Lack of water is not only a serious factor to quenching thirst, or water for domestic, farming or industrial use; it is a recipe for the numerous preventable diseases such as malaria, guinea-worm and buruli ulcer that afflict millions of citizens of the Third World. This is underscored by the Johannesburg Declaration of 2002, which targeted halving the proportion of people without access to potable water by 2015.

Alarmingly, research findings reveal that by the next 20 years, two-thirds of the world’s population will lack adequate water supply. This puzzle needs urgent attention and action to allay the fears of humankind. This, perhaps, goes to strengthen the call for the mobilization and organization of the youth to bring them on board. Building their capacity to take the battle of access to water to its logical conclusion is very important in sustaining water supply through effective management. It is time the old ways of water management were discarded; and the role of the youth cannot therefore be sidelined.

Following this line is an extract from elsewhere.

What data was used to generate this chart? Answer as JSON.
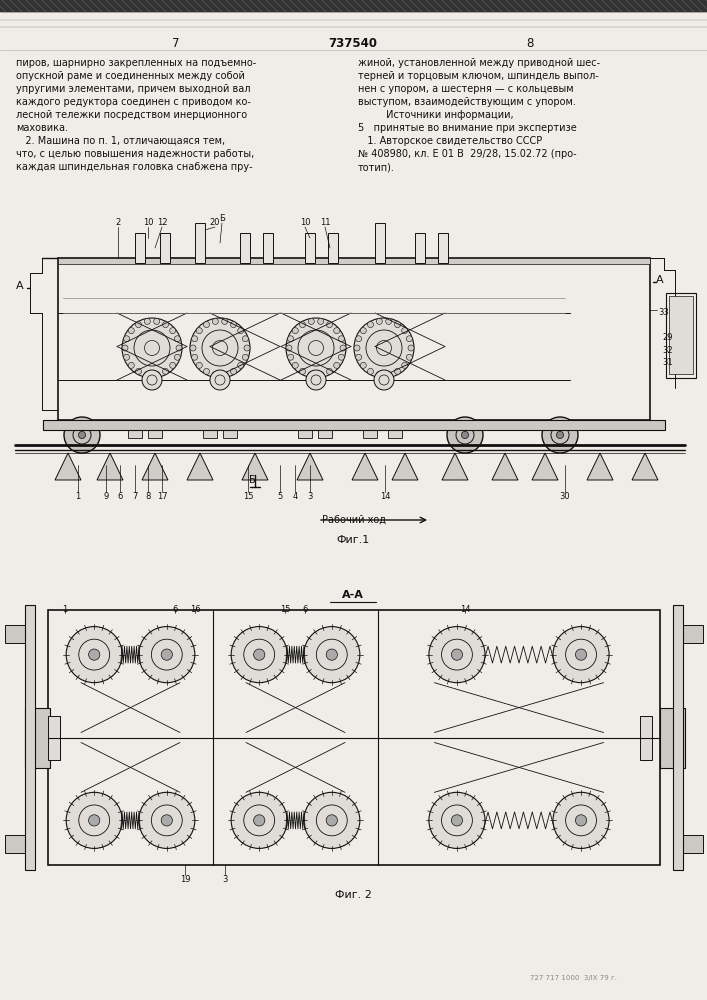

Human survival is dependent on water. It is ranked second only to oxygen. It forms the foundation of blood and lymph, maintains heart muscles and young looking skin, lubricates joints and organs and regulates body temperature. Domestically, water is everything: washing, cleaning, gardening, cooling, cooking; the list is inexhaustible. At the agriculture front, water for animal use and irrigation and transportation becomes equally important to complete the clarion call for water provision and management, of which the youth can play important roles.